Click to See Complete Forum and Search --> : regex


EscapeCharacter
06-19-2003, 02:31 AM
im no regular expression guru but im sure the output of the following statement is wrong. i have this:


echo "blah blah Opera" |sed -e 's/[^Opera]//g'

output:

aaOpera


i cant for the life of me figure out why the two a's from blah blah are being printed. ive tried the same statement with php and perl regex and get the same results for all of them. as far as i can tell only Opera should be printed.

mrBen
06-19-2003, 03:15 AM
It's because you are searching for the letters 'O', 'p', 'e', 'r', and 'a'. The letters 'b','l' and 'h', along with the space character are ignored, but it finds the letter 'a' in the middle of 'blah'.

EscapeCharacter
06-19-2003, 03:42 AM
oh ok and thats caused by the brackets correct? so how would i go about filtering everything but "Opera"?

mrBen
06-19-2003, 06:24 AM
Maybe :

sed -e 's/Opera//g '? Certainly it was the square brackets causing you problems.

EscapeCharacter
06-19-2003, 02:34 PM
Originally posted by mrBen
Maybe :

sed -e 's/Opera//g '? Certainly it was the square brackets causing you problems.

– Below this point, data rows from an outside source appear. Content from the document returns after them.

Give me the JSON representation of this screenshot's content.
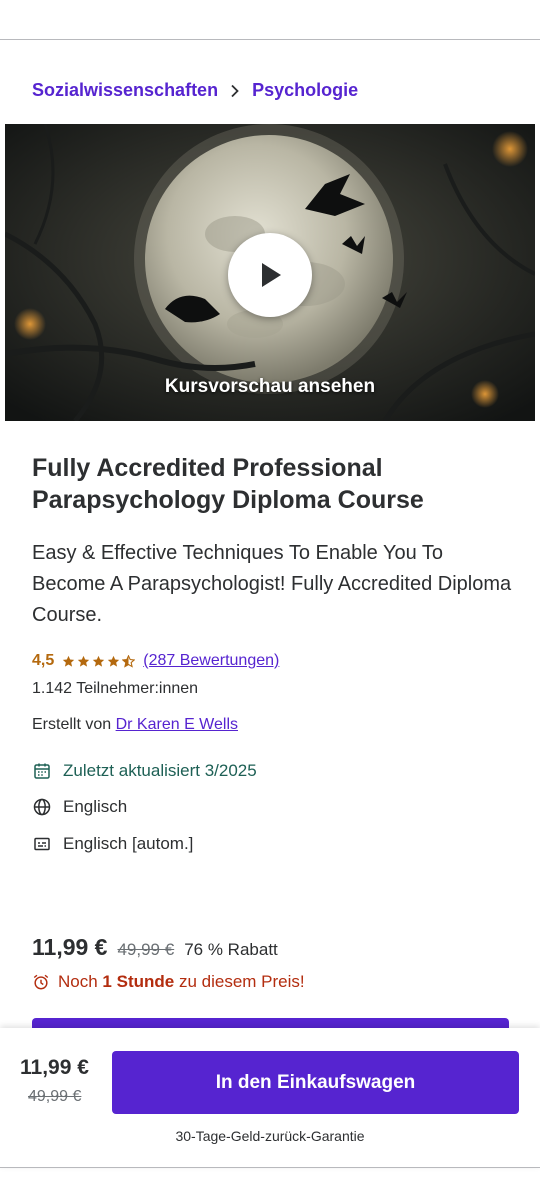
{
  "breadcrumb": {
    "category": "Sozialwissenschaften",
    "subcategory": "Psychologie"
  },
  "preview": {
    "label": "Kursvorschau ansehen"
  },
  "course": {
    "title": "Fully Accredited Professional Parapsychology Diploma Course",
    "subtitle": "Easy & Effective Techniques To Enable You To Become A Parapsychologist! Fully Accredited Diploma Course.",
    "rating": "4,5",
    "rating_value": 4.5,
    "rating_max": 5,
    "reviews": "(287 Bewertungen)",
    "students": "1.142 Teilnehmer:innen",
    "created_by_label": "Erstellt von",
    "instructor": "Dr Karen E Wells",
    "last_updated": "Zuletzt aktualisiert 3/2025",
    "language": "Englisch",
    "captions": "Englisch [autom.]"
  },
  "pricing": {
    "current": "11,99 €",
    "original": "49,99 €",
    "discount": "76 % Rabatt",
    "urgency_prefix": "Noch",
    "urgency_time": "1 Stunde",
    "urgency_suffix": "zu diesem Preis!"
  },
  "sticky": {
    "current": "11,99 €",
    "original": "49,99 €",
    "cart_button": "In den Einkaufswagen",
    "guarantee": "30-Tage-Geld-zurück-Garantie"
  },
  "colors": {
    "brand": "#5624d0",
    "rating": "#b4690e",
    "updated": "#1e6055",
    "urgency": "#b32d0f"
  },
  "icons": {
    "breadcrumb_separator": "chevron-right-icon",
    "play": "play-icon",
    "updated": "calendar-icon",
    "language": "globe-icon",
    "captions": "closed-captions-icon",
    "urgency": "alarm-clock-icon"
  }
}
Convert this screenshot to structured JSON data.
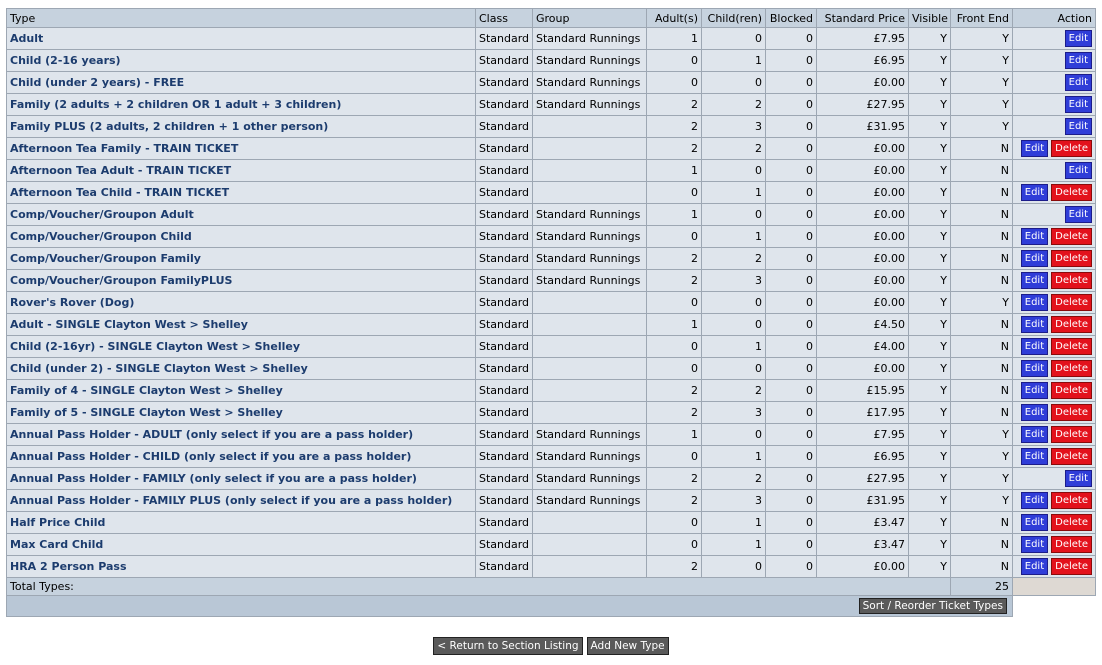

that does the oposite of what i want, i want everything but opera to be replaced with nothing.

sploo22
06-19-2003, 02:56 PM
I'm using Windows (blecch) at the moment so I can't test this, but try 's/.*Opera.*/Opera/g'.

bwkaz
06-19-2003, 11:33 PM
Originally posted by EscapeCharacter

echo "blah blah Opera" |sed -e 's/[^Opera]//g'

output:

aaOpera
Square brackets match any character inside them. Unless the string inside them begins with a caret -- then, the sequence matches anything BUT the characters inside the brackets.

So your sed search expression matches any single character except capital O, lowercase p, e, r, and a. This keeps your "Opera" word intact all right, but it also keeps the a's from "blah" intact as well (because of the a between the brackets).

The simplest way around it that I can think of is what sploo22 posted. However, I'm not at all sure what that will do if there's more than one Opera in a line... maybe this isn't an issue, though.